After examining our elementary education program and evaluating the needs of Illinois school children as well as priorities for our teacher candidates, faculty in the School of Teaching and Learning at ISU agreed that all elementary education majors should have options available that align with their interests and improve their ability to work with CLD students.  As a result of these discussions and this work, our redesigned elementary education program will allow students to choose to earn state credentials in ESL, bilingual education, or reading.  If they do not opt to work toward one of those credentials, students can choose a trajectory of classes that focus on diverse learners or special education. 

All Students Receive Some Level of Fortified Preparation on English Learners

It’s important to note that students who do not earn the bilingual or ESL endorsement will be required to take one foundations course on working with ELs in the mainstream classroom and participate in an extensive clinical placement with ELs.  Unlike past and current graduates, all ISU students, regardless of interest and selected track, will have at least some foundation in working with CLD students. This is a welcome and necessary change in the preparation of teachers for Illinois schools.

In addition to the ESL endorsement track, the School of Teaching and Learning intends to add a bilingual/bicultural minor option for students.  Currently our Bilingual/Bicultural Program is a major program of study only for elementary education students who speak Spanish and English and want to teach in a bilingual setting.
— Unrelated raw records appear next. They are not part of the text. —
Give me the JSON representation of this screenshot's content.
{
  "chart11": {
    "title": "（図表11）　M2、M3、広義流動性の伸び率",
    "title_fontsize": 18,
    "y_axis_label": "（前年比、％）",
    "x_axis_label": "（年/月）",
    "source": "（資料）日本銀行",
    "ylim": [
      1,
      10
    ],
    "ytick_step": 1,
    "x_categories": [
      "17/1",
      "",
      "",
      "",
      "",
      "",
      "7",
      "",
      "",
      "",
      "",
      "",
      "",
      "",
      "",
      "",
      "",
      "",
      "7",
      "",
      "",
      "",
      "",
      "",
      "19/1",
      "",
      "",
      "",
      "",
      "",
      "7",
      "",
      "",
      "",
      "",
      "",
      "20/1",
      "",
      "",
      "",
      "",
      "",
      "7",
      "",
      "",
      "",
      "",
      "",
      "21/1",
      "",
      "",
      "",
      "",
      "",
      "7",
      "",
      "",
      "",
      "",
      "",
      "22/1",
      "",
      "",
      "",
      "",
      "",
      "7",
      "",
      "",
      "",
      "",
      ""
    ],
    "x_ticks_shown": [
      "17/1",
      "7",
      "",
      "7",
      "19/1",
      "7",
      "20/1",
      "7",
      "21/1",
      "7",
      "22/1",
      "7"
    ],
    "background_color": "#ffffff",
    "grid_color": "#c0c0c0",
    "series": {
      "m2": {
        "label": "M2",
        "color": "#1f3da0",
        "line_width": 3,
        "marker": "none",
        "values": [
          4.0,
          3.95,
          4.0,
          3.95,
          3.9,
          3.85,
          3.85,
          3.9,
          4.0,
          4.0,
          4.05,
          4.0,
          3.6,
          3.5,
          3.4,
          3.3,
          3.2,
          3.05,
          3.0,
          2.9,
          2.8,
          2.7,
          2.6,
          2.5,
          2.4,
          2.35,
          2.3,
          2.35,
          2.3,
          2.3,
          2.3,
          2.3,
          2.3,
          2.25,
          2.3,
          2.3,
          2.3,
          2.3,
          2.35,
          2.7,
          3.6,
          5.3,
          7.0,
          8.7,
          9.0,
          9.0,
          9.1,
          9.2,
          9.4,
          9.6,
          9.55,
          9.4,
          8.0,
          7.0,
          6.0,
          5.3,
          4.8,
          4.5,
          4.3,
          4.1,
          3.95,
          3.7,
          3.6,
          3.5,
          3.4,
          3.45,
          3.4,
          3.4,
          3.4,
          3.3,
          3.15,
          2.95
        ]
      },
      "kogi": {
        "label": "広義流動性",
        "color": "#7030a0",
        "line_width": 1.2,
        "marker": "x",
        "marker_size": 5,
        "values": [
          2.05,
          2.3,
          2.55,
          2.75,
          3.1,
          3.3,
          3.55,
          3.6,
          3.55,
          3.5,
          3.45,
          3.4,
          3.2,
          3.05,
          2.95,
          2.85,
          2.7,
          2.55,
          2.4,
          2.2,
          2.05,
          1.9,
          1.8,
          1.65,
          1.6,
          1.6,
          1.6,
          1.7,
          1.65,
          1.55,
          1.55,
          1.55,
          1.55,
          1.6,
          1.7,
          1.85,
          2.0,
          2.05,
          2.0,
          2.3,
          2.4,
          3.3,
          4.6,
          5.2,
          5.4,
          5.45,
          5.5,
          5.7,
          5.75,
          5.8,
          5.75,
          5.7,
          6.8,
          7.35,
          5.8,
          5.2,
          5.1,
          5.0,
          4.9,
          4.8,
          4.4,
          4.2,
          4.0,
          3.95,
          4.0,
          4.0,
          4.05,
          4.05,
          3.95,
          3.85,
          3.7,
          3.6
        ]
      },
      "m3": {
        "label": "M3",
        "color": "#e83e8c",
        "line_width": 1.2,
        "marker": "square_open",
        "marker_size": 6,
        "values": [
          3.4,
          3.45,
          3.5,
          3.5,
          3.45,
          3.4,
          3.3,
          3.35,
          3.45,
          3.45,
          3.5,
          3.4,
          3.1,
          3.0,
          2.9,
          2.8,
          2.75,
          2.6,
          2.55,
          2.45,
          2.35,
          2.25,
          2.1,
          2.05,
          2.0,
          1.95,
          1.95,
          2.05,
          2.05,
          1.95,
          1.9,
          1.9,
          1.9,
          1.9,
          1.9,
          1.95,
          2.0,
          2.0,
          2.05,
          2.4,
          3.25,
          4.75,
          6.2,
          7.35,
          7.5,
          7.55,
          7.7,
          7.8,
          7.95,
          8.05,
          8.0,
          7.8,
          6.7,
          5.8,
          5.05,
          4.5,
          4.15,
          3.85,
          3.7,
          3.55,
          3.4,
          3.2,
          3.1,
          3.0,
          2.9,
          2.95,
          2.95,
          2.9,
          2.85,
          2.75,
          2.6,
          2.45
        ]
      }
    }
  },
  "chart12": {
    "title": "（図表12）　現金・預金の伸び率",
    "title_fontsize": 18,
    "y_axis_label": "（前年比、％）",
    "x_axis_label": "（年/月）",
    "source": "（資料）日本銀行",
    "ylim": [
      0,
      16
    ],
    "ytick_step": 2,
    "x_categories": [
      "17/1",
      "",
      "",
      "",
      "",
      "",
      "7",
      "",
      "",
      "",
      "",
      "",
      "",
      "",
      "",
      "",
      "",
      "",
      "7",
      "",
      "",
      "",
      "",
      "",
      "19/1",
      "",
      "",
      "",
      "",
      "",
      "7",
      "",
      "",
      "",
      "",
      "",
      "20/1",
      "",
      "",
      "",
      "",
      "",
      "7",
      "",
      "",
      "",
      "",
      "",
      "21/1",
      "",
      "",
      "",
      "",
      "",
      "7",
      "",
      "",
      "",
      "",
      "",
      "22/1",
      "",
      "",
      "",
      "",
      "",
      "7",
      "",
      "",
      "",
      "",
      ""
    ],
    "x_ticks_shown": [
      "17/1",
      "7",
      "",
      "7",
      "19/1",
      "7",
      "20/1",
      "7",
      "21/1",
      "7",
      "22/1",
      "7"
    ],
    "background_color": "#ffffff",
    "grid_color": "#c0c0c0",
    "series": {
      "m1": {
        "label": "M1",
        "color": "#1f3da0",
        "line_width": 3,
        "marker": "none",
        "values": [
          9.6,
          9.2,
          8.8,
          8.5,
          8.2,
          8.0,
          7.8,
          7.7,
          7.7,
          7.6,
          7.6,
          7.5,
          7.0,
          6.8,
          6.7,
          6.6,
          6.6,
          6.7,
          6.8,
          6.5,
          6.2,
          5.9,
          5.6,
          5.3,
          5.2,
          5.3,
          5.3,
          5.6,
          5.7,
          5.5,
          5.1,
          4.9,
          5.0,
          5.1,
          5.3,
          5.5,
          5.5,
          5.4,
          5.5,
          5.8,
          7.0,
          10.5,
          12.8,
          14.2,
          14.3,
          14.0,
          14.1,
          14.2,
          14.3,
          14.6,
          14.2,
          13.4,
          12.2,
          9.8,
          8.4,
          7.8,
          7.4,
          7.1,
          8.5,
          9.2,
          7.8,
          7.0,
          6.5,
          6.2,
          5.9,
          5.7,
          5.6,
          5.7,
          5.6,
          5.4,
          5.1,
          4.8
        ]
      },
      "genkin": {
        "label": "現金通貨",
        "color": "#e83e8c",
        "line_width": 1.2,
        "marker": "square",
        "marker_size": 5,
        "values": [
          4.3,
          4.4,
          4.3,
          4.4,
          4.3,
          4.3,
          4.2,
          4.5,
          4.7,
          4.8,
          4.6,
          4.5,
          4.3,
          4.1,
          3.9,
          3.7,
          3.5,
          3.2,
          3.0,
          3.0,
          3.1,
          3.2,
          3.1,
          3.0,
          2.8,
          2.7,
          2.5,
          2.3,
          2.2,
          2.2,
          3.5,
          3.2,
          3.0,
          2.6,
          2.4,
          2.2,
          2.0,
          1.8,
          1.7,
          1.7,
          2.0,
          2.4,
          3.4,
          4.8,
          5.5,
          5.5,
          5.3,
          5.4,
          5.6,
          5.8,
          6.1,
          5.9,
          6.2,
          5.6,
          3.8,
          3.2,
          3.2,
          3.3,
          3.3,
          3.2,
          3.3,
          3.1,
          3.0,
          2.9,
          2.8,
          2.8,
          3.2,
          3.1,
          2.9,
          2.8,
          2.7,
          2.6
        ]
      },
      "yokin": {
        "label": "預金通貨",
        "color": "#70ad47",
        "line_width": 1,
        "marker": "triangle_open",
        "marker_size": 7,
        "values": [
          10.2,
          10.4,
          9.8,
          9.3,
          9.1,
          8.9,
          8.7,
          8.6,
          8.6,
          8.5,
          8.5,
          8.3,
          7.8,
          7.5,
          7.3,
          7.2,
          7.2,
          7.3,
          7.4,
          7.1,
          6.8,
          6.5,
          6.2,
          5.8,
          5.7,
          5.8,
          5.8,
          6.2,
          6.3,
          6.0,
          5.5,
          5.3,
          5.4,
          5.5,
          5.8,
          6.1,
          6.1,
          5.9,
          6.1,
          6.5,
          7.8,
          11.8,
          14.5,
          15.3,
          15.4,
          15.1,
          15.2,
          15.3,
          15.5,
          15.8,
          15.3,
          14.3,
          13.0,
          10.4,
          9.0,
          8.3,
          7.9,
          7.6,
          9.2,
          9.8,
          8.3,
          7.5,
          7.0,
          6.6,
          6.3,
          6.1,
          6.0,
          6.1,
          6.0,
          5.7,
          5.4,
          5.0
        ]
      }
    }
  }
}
Students who major in bilingual/bicultural education graduate with their elementary education license and bilingual endorsement.  While ISU will continue to offer the bilingual/bicultural major, the bilingual minor will be an option for those teacher candidates who speak English and a language other than Spanish, as well as for early childhood, middle level, secondary, and special education teacher candidates.

During recent conversations with Chicago area principals, I’ve found myself explaining our redesign and assuring them that, “Starting with our 2015 freshman class, most ISU elementary education majors will also have the ESL endorsement.”  I certainly hope that is the case.  I also hope that all of our students will not only be well prepared for, but also looking forward to working with the wonderful variety of CLD students who will be in their classrooms, no matter where they choose to teach.